Yarı aç yarı tok yaşam dayatması

Türkiye İstatistik Kurumu’nun (TÜEK) yıllık enflasyon oranını açıklamasından sonra çalışanların ve emeklilerin ücretlerine yapılacak zam oranları da beli oldu.

TÜİK’e göre yılık enflasyon yüzde 44, 38.

Enflasyon Araştırma Grubu’na (ENAG) göre yıllık enflasyon yüzde 83,40. İstanbul Ticaret Odası’na (İTO) göre ise yüzde 55, 27 olarak gerçekleşti.

Tabii iktidar TÜİK’in enflasyonunu esas alarak ücret zamlarını belirledi.

Memur ve memur emeklilerine yüzde 11,54, SGK emeklilerine yüzde 15,75 ücret artışı.

TÜİK’in açıkladığı enflasyonla halkın yaşadığı enflasyon çok farklı.

Halkın yaşadığı fiyat artışlarına bakalım:

Ekmek yüzde 37,8. Makarna yüzde 32,5. Pirinç yüzde 32,9. Yumurta yüzde 39,5. Çay yüzde 40,8. Margarin yüzde 40,9. Dana eti yüzde 43,4. Taze meyve yüzde 61,9. Kuzu eti yüzde 62,6. Taze sebze yüzde 73,6. Balık yüzde 75,2.

Çarşıda, pazarda temel gıda ürünlerinde yıllık artış böyleyken TÜİK enflasyonu nasıl yüzde 44,38 buluyor anlamak mümkün değil,

İktidar da TÜİK’in hesabına bakıp çalışanlara ve emeklilere ona göre ücret zammı yapıyor.

Asgari ücreti zaten 22 bin 104 lira ile açlık sınırında belirlemişti.

TÜİK’in enflasyon oranından sonra en düşük emekli maaşı olan 12 bin 500 liraya yüzde 15, 75 zam yapsa ne olur?

Hatta bununla yetinmeyip Cumhurbaşkanı Tayyip Erdoğan “yüzde 5 de benden” dese ne olur?

Durum değişmez.

Düşük gelir grubundaki çalışanlara ve emeklilere yarı aç yarı tok bir yaşam dayatılmış olur.

İktidar her yıl yaptığı gibi enflasyonu çalışanların ve emeklilerin üzerine yıkıyor.

Onları açlık sınırının bile altında bir yaşama mahkûm ediyor.

Bununla da yetinmiyor.

Çalışanlara işverenin sağladığı bazı katkıları bile sınırlandırmayı düşünüyor.

Son günlerde basına yansıyan haberlere göre işverenin verdiği yemek kartıyla yemek yemeyip marketten mutfak alışverişi yapanlardan prim kesintisi yapılması gibi hazırlıklardan söz ediliyor.

Bu artık vatandaşın lokmasına göz dikmek anlamına geliyor.

Vatandaşın ise artık şunu anlaması gerekiyor.

Bu iktidar değişmeden yarı aç yarı tok yaşamaktan kurtulması mümkün değil.

KONFERANS DUYURUSU

Bilim, bilim insanlarının araştırmalarıyla, yeni buluşlarıyla ilerliyor.

Son dönemde Türk bilim insanlarının da katkısıyla tıpta yeni bir alan gelişiyor.

Bu alan “psikosoybilim” olarak adlandırıyor.

İnsanların fiziksel özelliklerini ailesinin genlerinden aldığı biliniyor.
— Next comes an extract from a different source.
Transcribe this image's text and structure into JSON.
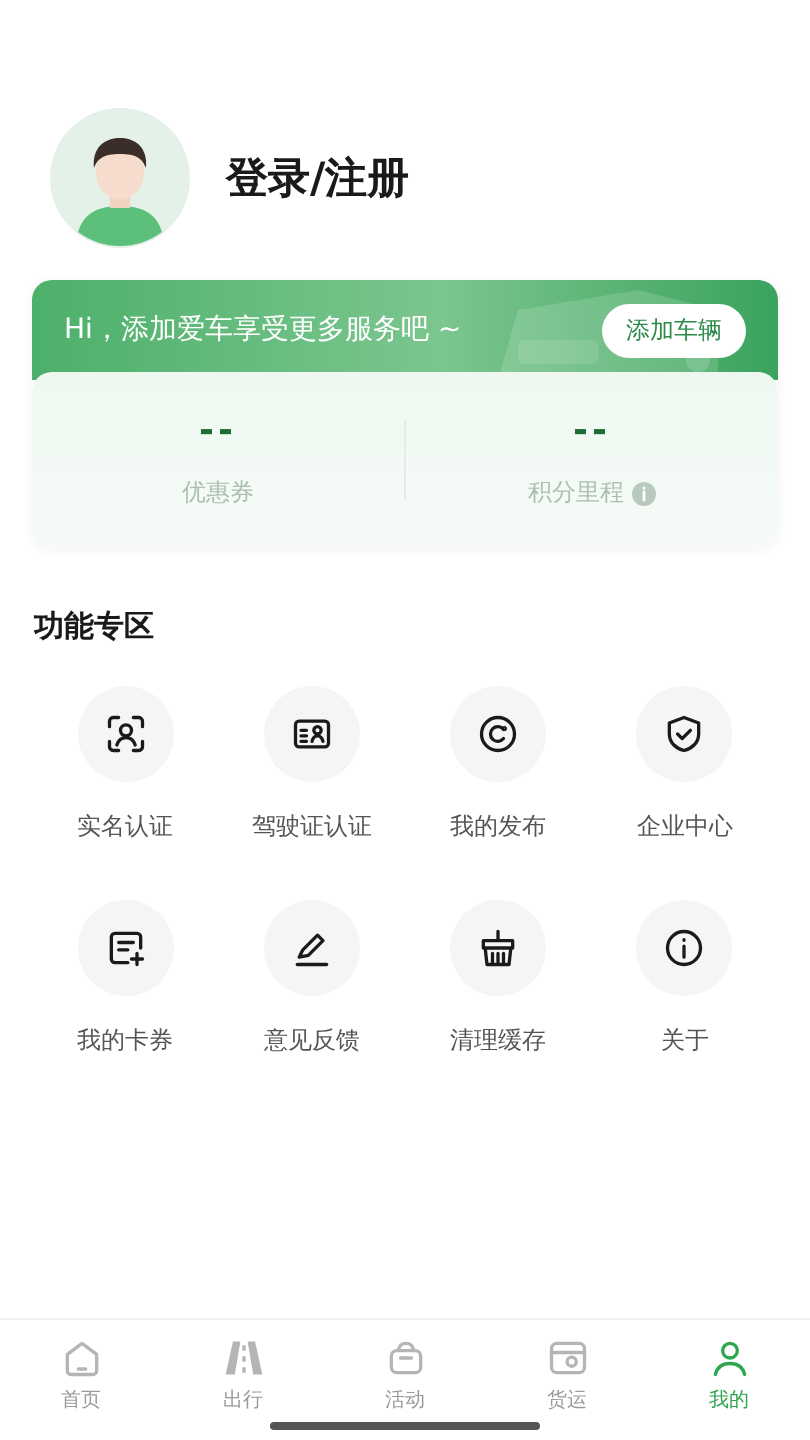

Psikiyatri alanında yapılan yeni çalışmalarla, insanın psikolojik özelliklerini de gen yoluyla aldığı tezi geliştirildi.

Türkiye’de Prof. Dr. Hakan Kumbasar’ın öncülüğünde çalışan bir grup bilim insanı bu tezin geliştirilmesine katkıda bulundu. Bugünlerde bu alanın da tıpta yan uzmanlık alanı olarak kabul edilmesi bekleniyor.

Bu konuda, Ankara’da 11-12 Ocak 2025 tarihlerinde TOBB Ekonomi ve Teknoloji Üniversitesi, Tıp Fakültesi Psikiyatri Anabilim Dalı ve TOBB ETÜ Psikiyatri Topluluğu işbirliği ve Türkiye Psikiyatri Derneği'nin desteğiyle Konsültasyon ve Liyezon Psikiyatrisi Sempozyumu gerçekleştirilecek. Bu sempozyum ile alana dair güncel bilgi ve deneyimlerin paylaşılması, multidisipliner bakış açısının güçlendirilmesi ve bu alandaki bilimsel ilerlemeye katkı sağlanması hedefleniyor.